Howell Farm will celebrate its 25th-anniversary plowing match this Saturday. The article below appears in this month’s issue of THE FURROW:
Elmer Lapp is one of the great figures of Howell Farm plowing match history.
A lifelong horse farmer from Lancaster County, Pa., Lapp was the plowing match’s first and longest serving judge.
Elmer was judging even when he wasn’t judging,” remembers historical farmer Jeremy Mills. “You’d be talking to him and he’d look up and say, ‘Oh look, that team of horses just broke into lockstep.’ The horses might be a football field away.”
Farmers who knew Lapp remember him as a man who didn’t waste words, but when he spoke about horses people listened. He was considered an expert horseman and was known for his strong will when it came to the job he loved – farming.
Essayist Wendell Berry once wrote of Lapp: “He is not a man to put up long with anything he does not like.”

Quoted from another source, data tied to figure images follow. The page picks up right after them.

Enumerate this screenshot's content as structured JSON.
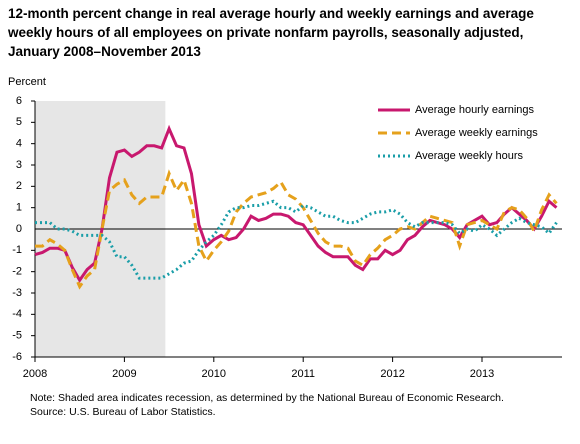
{
  "chart_data": {
    "type": "line",
    "title": "12-month percent change in real average hourly and weekly earnings and average weekly hours of all employees on private nonfarm payrolls, seasonally adjusted, January 2008–November 2013",
    "y_label": "Percent",
    "categories": [
      "2008",
      null,
      null,
      null,
      null,
      null,
      null,
      null,
      null,
      null,
      null,
      null,
      "2009",
      null,
      null,
      null,
      null,
      null,
      null,
      null,
      null,
      null,
      null,
      null,
      "2010",
      null,
      null,
      null,
      null,
      null,
      null,
      null,
      null,
      null,
      null,
      null,
      "2011",
      null,
      null,
      null,
      null,
      null,
      null,
      null,
      null,
      null,
      null,
      null,
      "2012",
      null,
      null,
      null,
      null,
      null,
      null,
      null,
      null,
      null,
      null,
      null,
      "2013",
      null,
      null,
      null,
      null,
      null,
      null,
      null,
      null,
      null,
      null
    ],
    "shaded_range": [
      0,
      17
    ],
    "series": [
      {
        "name": "Average hourly earnings",
        "color": "#c8186e",
        "style": "solid",
        "values": [
          -1.2,
          -1.1,
          -0.9,
          -0.9,
          -1.0,
          -1.8,
          -2.4,
          -1.9,
          -1.6,
          0.0,
          2.4,
          3.6,
          3.7,
          3.4,
          3.6,
          3.9,
          3.9,
          3.8,
          4.7,
          3.9,
          3.8,
          2.6,
          0.2,
          -0.8,
          -0.5,
          -0.3,
          -0.5,
          -0.4,
          0.0,
          0.6,
          0.4,
          0.5,
          0.7,
          0.7,
          0.6,
          0.3,
          0.2,
          -0.3,
          -0.8,
          -1.1,
          -1.3,
          -1.3,
          -1.3,
          -1.7,
          -1.9,
          -1.4,
          -1.4,
          -1.0,
          -1.2,
          -1.0,
          -0.5,
          -0.3,
          0.1,
          0.4,
          0.3,
          0.2,
          0.0,
          -0.4,
          0.2,
          0.4,
          0.6,
          0.2,
          0.3,
          0.7,
          1.0,
          0.7,
          0.4,
          0.0,
          0.6,
          1.3,
          1.0
        ]
      },
      {
        "name": "Average weekly earnings",
        "color": "#e5a11c",
        "style": "dashed",
        "values": [
          -0.8,
          -0.8,
          -0.5,
          -0.7,
          -1.0,
          -1.9,
          -2.7,
          -2.2,
          -1.9,
          0.0,
          1.8,
          2.1,
          2.3,
          1.6,
          1.2,
          1.5,
          1.5,
          1.5,
          2.6,
          1.8,
          2.3,
          1.2,
          -0.8,
          -1.5,
          -1.0,
          -0.6,
          -0.1,
          0.8,
          1.2,
          1.5,
          1.6,
          1.7,
          1.9,
          2.2,
          1.6,
          1.4,
          1.0,
          0.4,
          -0.2,
          -0.6,
          -0.8,
          -0.8,
          -0.9,
          -1.5,
          -1.7,
          -1.2,
          -0.9,
          -0.5,
          -0.3,
          0.0,
          0.1,
          0.0,
          0.3,
          0.6,
          0.5,
          0.4,
          0.3,
          -0.8,
          0.2,
          0.3,
          0.4,
          0.2,
          0.0,
          0.8,
          1.0,
          0.9,
          0.5,
          -0.1,
          0.9,
          1.6,
          1.2
        ]
      },
      {
        "name": "Average weekly hours",
        "color": "#1a9ea8",
        "style": "dotted",
        "values": [
          0.3,
          0.3,
          0.3,
          0.0,
          0.0,
          -0.1,
          -0.3,
          -0.3,
          -0.3,
          -0.3,
          -0.6,
          -1.3,
          -1.3,
          -1.7,
          -2.3,
          -2.3,
          -2.3,
          -2.3,
          -2.1,
          -1.9,
          -1.6,
          -1.5,
          -1.0,
          -0.6,
          -0.3,
          0.2,
          0.8,
          1.0,
          1.0,
          1.1,
          1.1,
          1.2,
          1.3,
          1.0,
          1.0,
          0.8,
          1.1,
          1.0,
          0.8,
          0.6,
          0.6,
          0.4,
          0.3,
          0.3,
          0.5,
          0.7,
          0.8,
          0.8,
          0.9,
          0.7,
          0.3,
          0.1,
          0.3,
          0.3,
          0.3,
          0.3,
          0.2,
          -0.2,
          0.0,
          -0.1,
          0.2,
          0.0,
          -0.3,
          0.0,
          0.3,
          0.5,
          0.3,
          0.2,
          0.1,
          -0.2,
          0.3
        ]
      }
    ],
    "ylim": [
      -6,
      6
    ],
    "yticks": [
      -6,
      -5,
      -4,
      -3,
      -2,
      -1,
      0,
      1,
      2,
      3,
      4,
      5,
      6
    ],
    "legend": "top-right",
    "notes": [
      "Note: Shaded area indicates recession, as determined by the National Bureau of Economic Research.",
      "Source: U.S. Bureau of Labor Statistics."
    ]
  }
}
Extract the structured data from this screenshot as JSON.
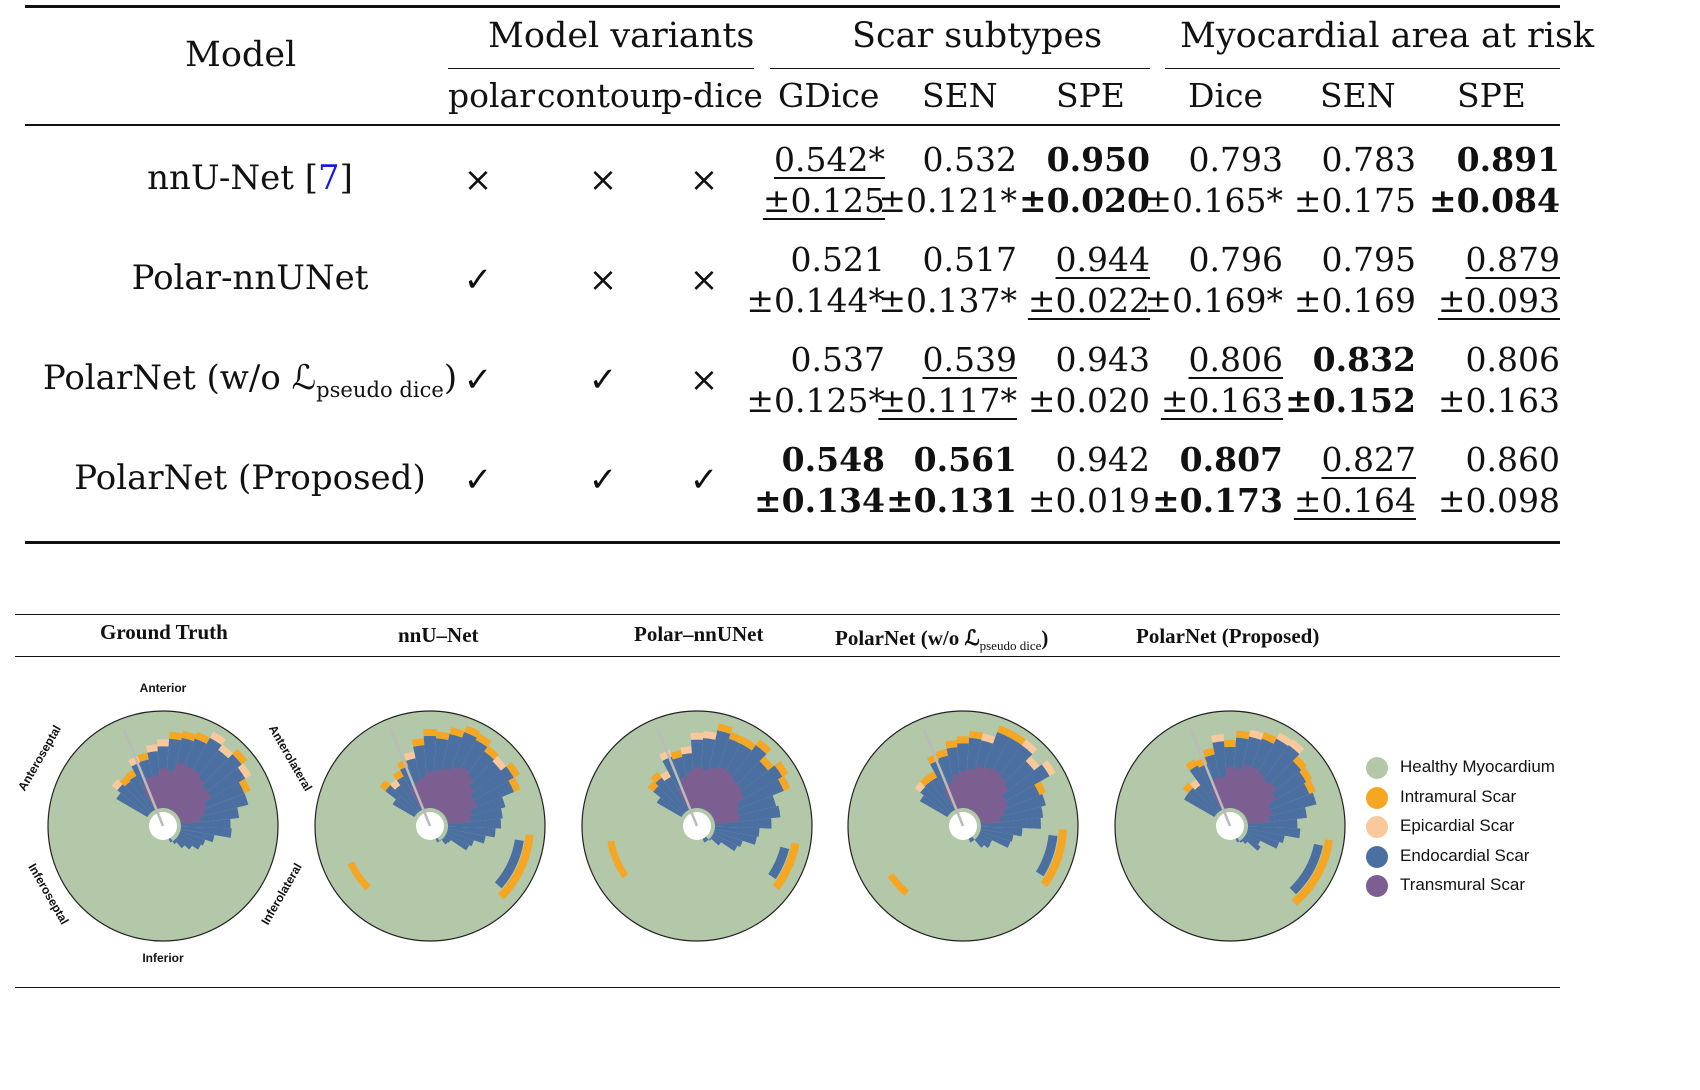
{
  "table": {
    "headers": {
      "model": "Model",
      "variants": "Model variants",
      "scar": "Scar subtypes",
      "risk": "Myocardial area at risk"
    },
    "subheaders": [
      "polar",
      "contour",
      "p-dice",
      "GDice",
      "SEN",
      "SPE",
      "Dice",
      "SEN",
      "SPE"
    ],
    "rows": [
      {
        "model_main": "nnU-Net [",
        "model_cite": "7",
        "model_tail": "]",
        "marks": [
          "×",
          "×",
          "×"
        ],
        "vals": [
          {
            "m": "0.542*",
            "s": "±0.125",
            "style": "u"
          },
          {
            "m": "0.532",
            "s": "±0.121*",
            "style": ""
          },
          {
            "m": "0.950",
            "s": "±0.020",
            "style": "b"
          },
          {
            "m": "0.793",
            "s": "±0.165*",
            "style": ""
          },
          {
            "m": "0.783",
            "s": "±0.175",
            "style": ""
          },
          {
            "m": "0.891",
            "s": "±0.084",
            "style": "b"
          }
        ]
      },
      {
        "model_main": "Polar-nnUNet",
        "marks": [
          "✓",
          "×",
          "×"
        ],
        "vals": [
          {
            "m": "0.521",
            "s": "±0.144*",
            "style": ""
          },
          {
            "m": "0.517",
            "s": "±0.137*",
            "style": ""
          },
          {
            "m": "0.944",
            "s": "±0.022",
            "style": "u"
          },
          {
            "m": "0.796",
            "s": "±0.169*",
            "style": ""
          },
          {
            "m": "0.795",
            "s": "±0.169",
            "style": ""
          },
          {
            "m": "0.879",
            "s": "±0.093",
            "style": "u"
          }
        ]
      },
      {
        "model_main": "PolarNet (w/o ℒ",
        "model_sub": "pseudo dice",
        "model_tail": ")",
        "marks": [
          "✓",
          "✓",
          "×"
        ],
        "vals": [
          {
            "m": "0.537",
            "s": "±0.125*",
            "style": ""
          },
          {
            "m": "0.539",
            "s": "±0.117*",
            "style": "u"
          },
          {
            "m": "0.943",
            "s": "±0.020",
            "style": ""
          },
          {
            "m": "0.806",
            "s": "±0.163",
            "style": "u"
          },
          {
            "m": "0.832",
            "s": "±0.152",
            "style": "b"
          },
          {
            "m": "0.806",
            "s": "±0.163",
            "style": ""
          }
        ]
      },
      {
        "model_main": "PolarNet (Proposed)",
        "marks": [
          "✓",
          "✓",
          "✓"
        ],
        "vals": [
          {
            "m": "0.548",
            "s": "±0.134",
            "style": "b"
          },
          {
            "m": "0.561",
            "s": "±0.131",
            "style": "b"
          },
          {
            "m": "0.942",
            "s": "±0.019",
            "style": ""
          },
          {
            "m": "0.807",
            "s": "±0.173",
            "style": "b"
          },
          {
            "m": "0.827",
            "s": "±0.164",
            "style": "u"
          },
          {
            "m": "0.860",
            "s": "±0.098",
            "style": ""
          }
        ]
      }
    ]
  },
  "figure": {
    "panel_titles": [
      "Ground Truth",
      "nnU–Net",
      "Polar–nnUNet",
      "PolarNet (w/o ℒ",
      "PolarNet (Proposed)"
    ],
    "panel3_sub": "pseudo dice",
    "panel3_tail": ")",
    "segment_labels": {
      "anterior": "Anterior",
      "anteroseptal": "Anteroseptal",
      "anterolateral": "Anterolateral",
      "inferoseptal": "Inferoseptal",
      "inferolateral": "Inferolateral",
      "inferior": "Inferior"
    },
    "legend": [
      {
        "label": "Healthy Myocardium",
        "color": "#b2c8a9"
      },
      {
        "label": "Intramural Scar",
        "color": "#f5a623"
      },
      {
        "label": "Epicardial Scar",
        "color": "#f9c99b"
      },
      {
        "label": "Endocardial Scar",
        "color": "#4a6fa0"
      },
      {
        "label": "Transmural Scar",
        "color": "#7c5e91"
      }
    ]
  }
}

As the story goes, Lapp suffered from heart disease in his later years and underwent Carotid artery surgery. Shortly after the surgery, his doctor expressly forbade him from attending that year's plowing match, as his health was too poor. Lapp, unwilling to give up so easily, called up his horse veterinarian in hopes of receiving a more favorable second opinion. After the horse doctor proved unwilling to overrule the judgment of Lapp’s medical doctor, Lapp simply decided to attend the match anyway.
Fortunately, Lapp proved no worse for the wear as he rendered his plowing match decisions that year.
On Saturday, August 30, Howell Farm will celebrate its 25th-anniversary plowing match, bringing together more than a dozen horse teams and teamsters. In addition to the plowing contest and the recitation of favorite memories, the day will feature a Howell Farm first—the assembly of a twelve-horse hitch.
It will be Elvin Lapp, Elmer’s son, who will take the lines of a team of 12 draft horses pulling a flatbed wagon loaded with logs. Elvin will also reprise his father’s role as a head judge.
Plowers will be evaluated on 10 criteria, including the depth, straightness, and evenness of their furrow; the condition of their equipment; and the condition and control of their team.
Mills, this year’s other head judge, says that judging the contest can be difficult because often little separates the very best plowers — so many of them are excellent.
Unlike horse shows, Mills says one thing that doesn’t help win a plowing match is a pair of plucky horses that march with their heads held high. “Actually, what I’m looking for is, are these the horses I’d want to work behind in a field all day?” he says. “Do the horses know exactly what they need to do and do they get down to business?”
Longtime Howell Farm horseman Halsey Genung won the first plowing contest in 1984, and since then the title has shifted hands many times. Since 1988, the winner of the match has been awarded the Ben Ellingson Award, a bronze statue of a farmer plowing behind an African zebu. Howell Farm director Pete Watson bought the trophy in a marketplace in Togo in 1988.
“I guess an African zebu might not seem to have the most logical connection to plowing with horses at Howell Farm," Watson admits. “But I saw this statue sitting there in the market and it reminded me of one of the missions of the farm, as well as the people who have helped further that mission.”
Ben Ellingson was a horse farmer from Tennessee and a Hollywood horse stuntman. When he wasn’t farming or making movies, he devoted much of his time to helping train Peace Corp volunteers going into animal traction programs. Watson says Ellingson taught him many valuable lessons, and served as an inspiration for the internship program that exists now at Howell Farm.
“Ben would help anybody,” Watson says. “He helped people in his own backyard the same way he helped animal traction programs in West Africa through the volunteers he helped train.”
Ella Johnston, Ben’s daughter, is scheduled to present the trophy at this year’s match. Brian Hughes, Mercer County Executive, will also help present awards.
The anniversary celebration will feature pony rides, hayrides, a children’s craft program, a pig & chicken roast, homemade ice cream, live music by the Jugtown Mountain String Band, and a plow exhibit by the New Jersey Museum of Agriculture.